In order to use raw data as blood glucose equivalent you need to give it a reference. Unless the sensor has a native calibration computation (also called factory calibration) it will not match real BG.


Proprietary calibration algorithms

Some vendors provide factory calibrated sensors (G6 and Libre) that might fail to reach the expected accuracy. Where the first one allows you to apply native mode calibration, the second cannot be calibrated with the vendor app.


Native mode calibration

G6 sensors are factory calibrated, you will enter the calibration code at startup. Should you want to calibrate, xDrip+ will only send the calibration data to the sensor transmitter for elaboration: it will not apply any local algorithm. xDrip+ in native mode relies on the transmitter data, this is why your receiver (if you own one) will display the same data.

More information here.


When calibrating is dangerous

Calibrating when BG is not stable will generate bad calibrations hence bad BG data you cannot rely on.
Calibrating at flat curve BG is extremely dangerous as this means your sensor is out of range or mulfunctioning and raw data doesn't represent blood glucose at all.


xDrip+ calibration algorithm

Intercept

If you measure your blood glucose with a glucometer and it shows 130 mg/dl stable and 10 minutes after your CGM reads 100 you will want to calibrate. This is how to tell xDrip+ that a raw value of 130 means a real value of 100.

Calibrating in these conditions will show a calibration graph theoretically looking like this:

Which translates as: calibrated BG will be raw value minus 30.

-30 is called the intercept, that is an offset between raw value and calibrated BG.
Intercept will weight more on lower BG measurement, it is recommended to have it as accurate as possible to make sure xDrip+ is accurate in the low range, that is used for your safety.

Perform sensor first calibration with BG stable in the lower normal range (90 to 120 mg/dl - 5 to 7 mmol/l).

The value of intercept will move your calibrated BG up and down.


Slope

Using the calibration above, you might have inaccuracy with readings when raw value is very different ... for example xDrip+ will display 170 mg/dl and your glucometer 205 mg/dl. The offset is different with higher BG in this case... it is raw value plus 5...

In order to make xDrip+ accurate in this BG range, you need to add another calibration point. Once done your curve will change theoretically like this:

You see the red line is steeper and the slope parameter increased. In this case, a slope of 1.5 means a smaller variation in raw value will make a larger variation in BG value displayed by xDrip+.
Slope will weight more on higher BG measurement, if you need accuracy on higher BG values add a calibration point in the upper range.

Add a higher calibration value at stable higher BG in the upper normal range, do not use too high blood glucose to calibrate (180 to 220 mg/dl - 10 to 12 mmol/l).

This slope is a coefficient that multiplies raw value, it is similar to a gain. It will increase or decrease BG sensitivity to raw data.
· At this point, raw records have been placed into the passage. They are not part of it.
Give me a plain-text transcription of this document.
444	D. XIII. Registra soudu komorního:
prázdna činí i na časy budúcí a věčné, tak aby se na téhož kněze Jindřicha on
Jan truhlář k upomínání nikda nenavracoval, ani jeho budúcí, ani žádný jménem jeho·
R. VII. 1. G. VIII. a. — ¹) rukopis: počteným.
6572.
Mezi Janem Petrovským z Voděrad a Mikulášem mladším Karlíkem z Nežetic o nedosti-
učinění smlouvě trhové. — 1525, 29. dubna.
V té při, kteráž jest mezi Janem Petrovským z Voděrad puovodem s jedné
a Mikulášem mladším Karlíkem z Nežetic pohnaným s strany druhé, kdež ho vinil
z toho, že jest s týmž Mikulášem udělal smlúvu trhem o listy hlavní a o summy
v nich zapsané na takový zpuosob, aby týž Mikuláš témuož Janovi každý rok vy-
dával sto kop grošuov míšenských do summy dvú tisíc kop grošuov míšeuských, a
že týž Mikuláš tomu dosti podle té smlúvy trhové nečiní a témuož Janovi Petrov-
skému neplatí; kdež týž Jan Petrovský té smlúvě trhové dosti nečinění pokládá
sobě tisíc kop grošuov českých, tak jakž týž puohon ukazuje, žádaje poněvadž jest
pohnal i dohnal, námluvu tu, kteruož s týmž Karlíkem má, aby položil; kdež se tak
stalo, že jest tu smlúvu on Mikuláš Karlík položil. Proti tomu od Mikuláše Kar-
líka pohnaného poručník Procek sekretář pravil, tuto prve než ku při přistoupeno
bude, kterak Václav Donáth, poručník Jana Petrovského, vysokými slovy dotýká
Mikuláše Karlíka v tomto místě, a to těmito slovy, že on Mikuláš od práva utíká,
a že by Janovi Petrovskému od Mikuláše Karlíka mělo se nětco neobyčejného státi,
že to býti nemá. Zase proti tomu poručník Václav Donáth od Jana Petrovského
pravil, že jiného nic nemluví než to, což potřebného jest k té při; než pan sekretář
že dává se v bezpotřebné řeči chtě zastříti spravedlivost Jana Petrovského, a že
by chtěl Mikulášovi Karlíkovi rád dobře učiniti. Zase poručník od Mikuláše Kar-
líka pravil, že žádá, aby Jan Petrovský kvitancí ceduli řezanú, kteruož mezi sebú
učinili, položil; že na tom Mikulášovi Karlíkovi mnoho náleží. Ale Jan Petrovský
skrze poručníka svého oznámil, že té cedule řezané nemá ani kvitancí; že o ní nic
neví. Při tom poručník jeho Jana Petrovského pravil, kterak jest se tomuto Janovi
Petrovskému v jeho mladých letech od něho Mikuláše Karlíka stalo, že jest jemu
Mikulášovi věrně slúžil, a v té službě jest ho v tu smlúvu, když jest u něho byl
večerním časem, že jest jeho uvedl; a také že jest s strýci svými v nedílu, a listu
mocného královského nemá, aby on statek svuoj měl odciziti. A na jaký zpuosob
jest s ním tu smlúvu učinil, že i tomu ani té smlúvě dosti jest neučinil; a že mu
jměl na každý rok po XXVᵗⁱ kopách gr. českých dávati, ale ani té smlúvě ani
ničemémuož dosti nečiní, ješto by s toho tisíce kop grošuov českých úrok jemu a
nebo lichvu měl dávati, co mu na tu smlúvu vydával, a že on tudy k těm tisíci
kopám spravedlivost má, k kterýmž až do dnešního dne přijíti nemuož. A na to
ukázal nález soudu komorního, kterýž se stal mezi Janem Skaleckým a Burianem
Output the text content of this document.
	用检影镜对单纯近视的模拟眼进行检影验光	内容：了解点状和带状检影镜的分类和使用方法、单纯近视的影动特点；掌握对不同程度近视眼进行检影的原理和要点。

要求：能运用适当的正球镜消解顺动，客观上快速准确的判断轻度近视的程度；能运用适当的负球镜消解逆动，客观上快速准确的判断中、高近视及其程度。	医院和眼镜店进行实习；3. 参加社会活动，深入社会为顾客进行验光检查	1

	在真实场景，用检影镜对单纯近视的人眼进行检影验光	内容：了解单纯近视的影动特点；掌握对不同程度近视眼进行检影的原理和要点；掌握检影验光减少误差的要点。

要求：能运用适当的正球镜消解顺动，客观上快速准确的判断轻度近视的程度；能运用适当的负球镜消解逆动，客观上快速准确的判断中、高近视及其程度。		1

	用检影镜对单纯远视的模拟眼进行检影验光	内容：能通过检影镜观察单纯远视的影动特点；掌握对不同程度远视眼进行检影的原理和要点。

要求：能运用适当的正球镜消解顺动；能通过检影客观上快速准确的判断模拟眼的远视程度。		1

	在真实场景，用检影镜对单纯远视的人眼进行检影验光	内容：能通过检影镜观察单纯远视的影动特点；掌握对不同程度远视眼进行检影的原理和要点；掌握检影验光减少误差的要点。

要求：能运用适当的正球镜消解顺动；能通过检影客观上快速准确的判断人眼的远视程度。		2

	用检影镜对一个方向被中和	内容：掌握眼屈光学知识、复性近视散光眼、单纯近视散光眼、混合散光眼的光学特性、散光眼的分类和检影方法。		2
Maths, models and real life

Your calibration curve is the result of a mathematical calculation that tries to find a line that fits the best all provided calibration points, minimizing the distance between each point and the theoretical line.

Its quality will depend on your sensor and your calibration strategy.
If your sensor is noisy or you don't calibrate at stable BG, the algorithm will have difficulties to fit all data and result in an inaccurate calibration curve: you can't get a line to be close to all points in a cloud of calibrations.


Interstitial "delay"

This is probably the most complex factor to take into account when calibrating, this is why stable BG is key.

There is a delay between capillary BG and interstitial liquid glucose concentration, there are also other parameters that will make it evolve differently, like physical activity, ...

Since this delay can't be known nor guessed by xDrip+, calibrating with fast changing BG will not work.